Nolan unfolded his arms and strode in looking very much like a warrior on a lethal mission.
BECAME: Arms unfolded, Nolan tanked in.
(Plus it gives us a stronger image. Warriors don’t stroll. They march. Sneak. Tank. Stronger, more defining word. Certainly didn’t waltz.)
Nolan grinned impishly with the giddiness of victory.
BECAME: The imp grinned with giddy victory.
In the first example, Cheryl applies the “As Opposed To” flab-finding test. Test your phrasings with it, and be smart-alecky about it. Better you do it than the reader.
The second example demonstrates compressing imagery into an active, forceful verb.
The third spots the warning-signal word of and snaps two unneeded words out of the end phrase in eliminating of, drawing the powerful words together at the same time.

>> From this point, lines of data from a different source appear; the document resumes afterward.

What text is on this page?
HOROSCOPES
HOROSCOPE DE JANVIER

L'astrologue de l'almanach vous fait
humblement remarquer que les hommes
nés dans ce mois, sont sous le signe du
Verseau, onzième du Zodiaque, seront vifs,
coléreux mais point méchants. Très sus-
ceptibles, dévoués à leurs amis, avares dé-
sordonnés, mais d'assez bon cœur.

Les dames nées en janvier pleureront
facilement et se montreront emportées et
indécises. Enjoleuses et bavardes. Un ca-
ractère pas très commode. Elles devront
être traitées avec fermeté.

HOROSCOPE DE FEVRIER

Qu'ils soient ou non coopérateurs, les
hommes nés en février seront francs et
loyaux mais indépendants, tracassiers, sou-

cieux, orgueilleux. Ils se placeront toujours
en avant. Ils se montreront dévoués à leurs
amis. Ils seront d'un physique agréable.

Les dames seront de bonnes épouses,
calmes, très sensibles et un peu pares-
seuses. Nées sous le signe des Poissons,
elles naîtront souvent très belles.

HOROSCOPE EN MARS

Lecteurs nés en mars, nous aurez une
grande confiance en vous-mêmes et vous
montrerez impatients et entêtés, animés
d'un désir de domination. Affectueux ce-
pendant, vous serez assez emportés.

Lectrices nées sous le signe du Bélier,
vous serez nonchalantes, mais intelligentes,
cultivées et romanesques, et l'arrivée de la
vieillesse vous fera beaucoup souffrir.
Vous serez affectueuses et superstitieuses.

But a deeper shortening has emerged from the third example, as well. Note how she changed “Nolan” to “the imp.” Though this runs contrary to two good concision guidelines (”user fewer words,” “use specifics”), this change significantly shortens the sentence. Read the two versions aloud. Which flows most easily, both off the tongue and in the mind? The second, of course, in very large part because of the subtle assonance of the short-i sounds, assonance that’s bolstered by removing the “of” and the “the” at the end of the sentence and replacing long-o Nolan with short-i imp.

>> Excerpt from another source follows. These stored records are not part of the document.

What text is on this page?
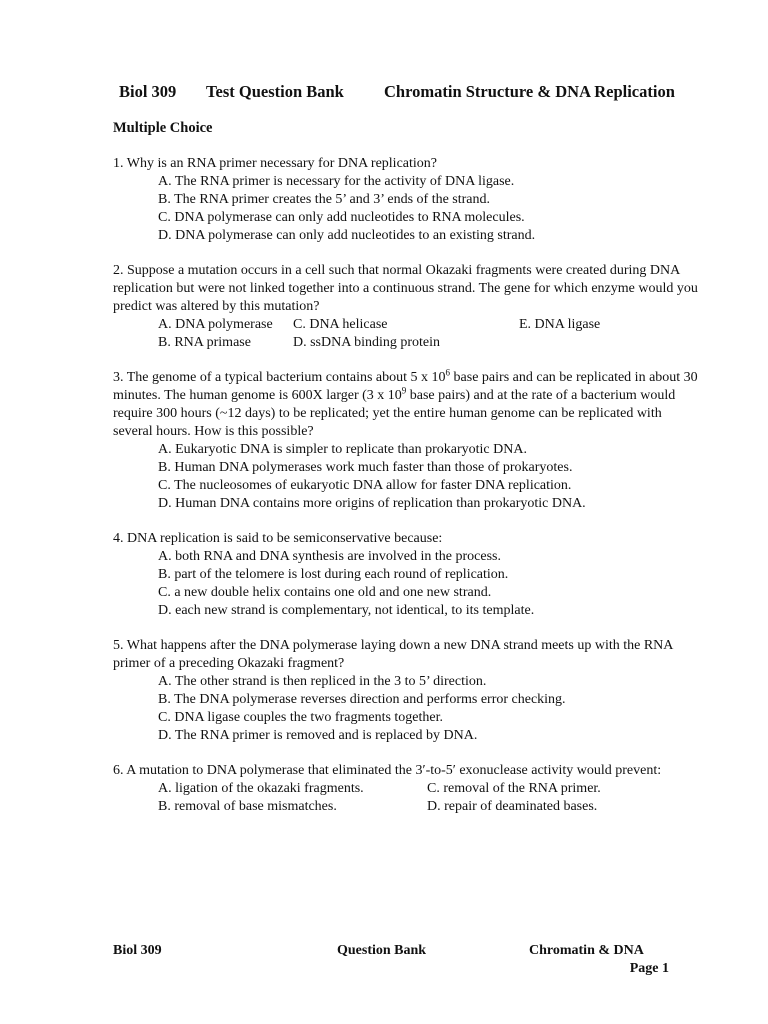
Biol 309 Test Question Bank Chromatin Structure & DNA Replication
Multiple Choice
1. Why is an RNA primer necessary for DNA replication?
A. The RNA primer is necessary for the activity of DNA ligase.
B. The RNA primer creates the 5’ and 3’ ends of the strand.
C. DNA polymerase can only add nucleotides to RNA molecules.
D. DNA polymerase can only add nucleotides to an existing strand.
2. Suppose a mutation occurs in a cell such that normal Okazaki fragments were created during DNA replication but were not linked together into a continuous strand. The gene for which enzyme would you predict was altered by this mutation?
A. DNA polymerase	C. DNA helicase	E. DNA ligase
B. RNA primase	D. ssDNA binding protein
3. The genome of a typical bacterium contains about 5 x $10^6$ base pairs and can be replicated in about 30 minutes. The human genome is 600X larger (3 x $10^9$ base pairs) and at the rate of a bacterium would require 300 hours (~12 days) to be replicated; yet the entire human genome can be replicated with several hours. How is this possible?
A. Eukaryotic DNA is simpler to replicate than prokaryotic DNA.
B. Human DNA polymerases work much faster than those of prokaryotes.
C. The nucleosomes of eukaryotic DNA allow for faster DNA replication.
D. Human DNA contains more origins of replication than prokaryotic DNA.
4. DNA replication is said to be semiconservative because:
A. both RNA and DNA synthesis are involved in the process.
B. part of the telomere is lost during each round of replication.
C. a new double helix contains one old and one new strand.
D. each new strand is complementary, not identical, to its template.
5. What happens after the DNA polymerase laying down a new DNA strand meets up with the RNA primer of a preceding Okazaki fragment?
A. The other strand is then repliced in the 3 to 5’ direction.
B. The DNA polymerase reverses direction and performs error checking.
C. DNA ligase couples the two fragments together.
D. The RNA primer is removed and is replaced by DNA.
6. A mutation to DNA polymerase that eliminated the 3′-to-5′ exonuclease activity would prevent:
A. ligation of the okazaki fragments.	C. removal of the RNA primer.
B. removal of base mismatches.	D. repair of deaminated bases.
Biol 309	Question Bank	Chromatin & DNA
Page 1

To improve their craft, writers must do more than simply read widely and voraciously. Writers must listen to what they read. Turning on one’s critical sonar is quite natural when reading text intended to be spoken aloud, such as playscripts, or to writing that adheres to meter—poetry, of course. With pure prose, tuning the sonar isn’t quite as easy, but it’s just as important. Writing that flows with rhythm and sound feels shorter to readers.
And in Cheryl’s demonstration of that principle, I stand to my elbows and applaud.